2. Une coordination intensifiée
La particularité de cette organisation est de combiner les activités de renseignement et de police judiciaire de manière très étroite. Cette imbrication se retrouve tout d'abord avec la cohabitation de services dédiés au renseignement, comme les renseignements généraux qui ne disposent pas d'officier de police judiciaire, avec des services exclusivement de police judiciaire comme la DNAT. La DST reste néanmoins l'illustration la plus aboutie de ce modèle puisque ce service est mixte.
L'intérêt de cette organisation est de rapprocher la prévention et la répression. En effet, en matière de terrorisme, une répression efficace est insuffisante puisque la commission d'un seul attentat constitue déjà un échec majeur, en particulier lorsqu'il s'agit de terrorisme islamiste.
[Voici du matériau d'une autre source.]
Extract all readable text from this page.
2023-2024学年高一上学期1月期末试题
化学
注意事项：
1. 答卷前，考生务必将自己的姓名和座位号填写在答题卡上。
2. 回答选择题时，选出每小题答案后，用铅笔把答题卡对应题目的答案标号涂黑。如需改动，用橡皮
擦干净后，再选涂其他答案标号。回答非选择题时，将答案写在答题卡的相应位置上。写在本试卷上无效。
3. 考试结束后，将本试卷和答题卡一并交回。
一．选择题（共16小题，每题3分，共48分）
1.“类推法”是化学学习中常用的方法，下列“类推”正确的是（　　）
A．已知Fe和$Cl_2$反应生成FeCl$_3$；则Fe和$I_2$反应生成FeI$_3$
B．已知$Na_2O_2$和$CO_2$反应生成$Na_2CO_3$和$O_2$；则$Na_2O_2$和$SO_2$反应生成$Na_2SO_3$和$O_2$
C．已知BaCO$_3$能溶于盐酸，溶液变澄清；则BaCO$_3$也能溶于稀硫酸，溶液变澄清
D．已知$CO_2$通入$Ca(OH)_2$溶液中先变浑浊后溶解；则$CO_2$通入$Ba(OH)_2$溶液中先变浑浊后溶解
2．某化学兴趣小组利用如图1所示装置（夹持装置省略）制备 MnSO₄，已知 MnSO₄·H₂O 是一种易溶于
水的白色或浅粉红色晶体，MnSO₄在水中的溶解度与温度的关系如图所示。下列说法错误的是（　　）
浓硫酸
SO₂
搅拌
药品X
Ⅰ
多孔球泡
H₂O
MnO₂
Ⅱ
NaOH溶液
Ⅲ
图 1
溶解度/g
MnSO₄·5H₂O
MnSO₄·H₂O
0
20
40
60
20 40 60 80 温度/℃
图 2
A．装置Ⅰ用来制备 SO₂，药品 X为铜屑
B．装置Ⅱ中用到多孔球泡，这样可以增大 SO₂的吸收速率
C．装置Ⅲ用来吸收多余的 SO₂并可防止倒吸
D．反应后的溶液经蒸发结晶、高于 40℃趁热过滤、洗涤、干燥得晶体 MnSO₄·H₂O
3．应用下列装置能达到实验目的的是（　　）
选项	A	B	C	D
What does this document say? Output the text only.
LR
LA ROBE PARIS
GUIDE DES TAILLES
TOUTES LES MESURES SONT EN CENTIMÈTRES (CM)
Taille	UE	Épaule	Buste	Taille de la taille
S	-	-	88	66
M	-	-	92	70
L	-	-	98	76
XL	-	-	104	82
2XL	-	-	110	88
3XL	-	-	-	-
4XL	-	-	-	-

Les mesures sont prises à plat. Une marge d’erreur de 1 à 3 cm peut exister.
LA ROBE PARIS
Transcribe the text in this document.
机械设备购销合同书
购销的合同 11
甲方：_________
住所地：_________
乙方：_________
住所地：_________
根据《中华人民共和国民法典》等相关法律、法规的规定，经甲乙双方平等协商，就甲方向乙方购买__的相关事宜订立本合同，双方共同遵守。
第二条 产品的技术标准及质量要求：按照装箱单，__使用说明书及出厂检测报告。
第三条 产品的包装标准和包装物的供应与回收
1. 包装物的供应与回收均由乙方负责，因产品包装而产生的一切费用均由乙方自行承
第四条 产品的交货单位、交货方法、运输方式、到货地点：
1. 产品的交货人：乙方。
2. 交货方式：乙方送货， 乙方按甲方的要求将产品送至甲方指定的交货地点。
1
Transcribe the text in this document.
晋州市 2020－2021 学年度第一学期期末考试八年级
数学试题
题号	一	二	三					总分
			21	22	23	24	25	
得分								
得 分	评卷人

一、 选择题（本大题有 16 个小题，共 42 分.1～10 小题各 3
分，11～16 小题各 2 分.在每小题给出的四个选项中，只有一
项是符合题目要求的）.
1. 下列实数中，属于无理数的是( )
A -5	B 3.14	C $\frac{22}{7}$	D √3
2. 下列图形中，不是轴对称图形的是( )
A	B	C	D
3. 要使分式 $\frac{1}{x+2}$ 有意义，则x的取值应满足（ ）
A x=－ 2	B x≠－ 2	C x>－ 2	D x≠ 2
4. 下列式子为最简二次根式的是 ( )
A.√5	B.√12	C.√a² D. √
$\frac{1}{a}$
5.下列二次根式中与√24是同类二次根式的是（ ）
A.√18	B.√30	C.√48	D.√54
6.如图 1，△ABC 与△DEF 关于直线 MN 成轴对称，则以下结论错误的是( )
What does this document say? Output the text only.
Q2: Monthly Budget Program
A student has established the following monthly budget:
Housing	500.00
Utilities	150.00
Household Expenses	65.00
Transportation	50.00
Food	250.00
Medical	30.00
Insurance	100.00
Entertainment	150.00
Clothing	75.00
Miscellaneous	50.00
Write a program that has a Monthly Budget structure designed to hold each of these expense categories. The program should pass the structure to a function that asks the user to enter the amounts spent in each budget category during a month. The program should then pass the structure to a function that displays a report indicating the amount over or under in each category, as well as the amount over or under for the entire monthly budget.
En outre, comme l'a indiqué M. Michel Gaudin, directeur général de la police nationale, les liens entre terrorisme et criminalité organisée se multiplient, notamment pour financer les actions terroristes. En tirant les conséquences, la loi dite Perben II a rapproché la procédure pénale applicable à ces deux types de criminalité.
A titre d'exemple, un réseau d'islamistes radicaux impliqués dans le financement du terrorisme islamique international au moyen d'actes de délinquance de droit commun a été démantelé en région parisienne par la DST en novembre 2004. L'enquête a notamment permis d'établir que les personnes interpellées étaient les auteurs d'un vol à main armée en mars 2004 au préjudice de la Brink's, pour un montant de plus d'un million d'euros. Des liens étroits ont pu être démontrés entre des membres de ce réseau et le groupe dit des « filières tchétchènes » démantelé par la DST en décembre 2002, qui avait le projet de commettre plusieurs attentats à Paris.
Pour que ce système fonctionne, il est impératif que l'information circule entre tiers de confiance.
Elle doit circuler tout d'abord entre les juges et les policiers. Les différentes auditions auxquelles a procédé votre rapporteur ont signalé les excellentes relations entre ces deux parties. La spécialisation des juges d'une part et celle des policiers ou gendarmes en charge de ces dossiers, d'autre part, permettent de tisser des relations de travail solides qui n'ont pas le temps de se forger habituellement avec d'autres types de criminalité. Les juges rencontrés ont salué le professionnalisme des policiers et gendarmes, et réciproquement.
L'information doit ensuite pouvoir circuler entre services spécialisés. Plusieurs réformes sont venues renforcer cette coopération.
En 1984 a été créé au sein du ministère de l'intérieur, auprès du directeur général de la police nationale, l'Unité de Coordination de la Lutte Anti-Terroriste (UCLAT), structure permanente regroupant des représentants de toutes les directions actives de la police nationale. L'UCLAT, qui n'est pas un service opérationnel, a vu ses effectifs renforcés de quatre personnes depuis 2003. En outre, participe à ses réunions le bureau de lutte antiterroriste de la gendarmerie nationale (BLAT).
Par ailleurs, a été créé à la fin de l'année 2004, une cellule permanente regroupant les principaux services de renseignements français (DGSE, DST, RG) et composée de six personnes.
Mais surtout, la DST, les RG et la DNAT devraient être prochainement regroupés sur un même site à Levallois-Perret dans le courant de l'année 2006. Sans aller jusqu'à la fusion, des moyens devraient être mutualisés. Ainsi, en matière de formation initiale et continue, des sessions communes ont été programmées en 2005.
De la même manière que la centralisation des affaires de terrorisme au TGI de Paris facilite la coopération internationale, la spécialisation et la relative concentration des services de sécurité intérieure en charge de la lutte antiterroriste est un puissant vecteur de la coopération policière internationale ou bilatérale.
Enfin, ce rapprochement des services apparaît indispensable pour faire face à un terrorisme islamiste en pleine évolution qui brouille toujours plus les frontières classiques entre terrorisme d'origine interne et terrorisme d'origine externe.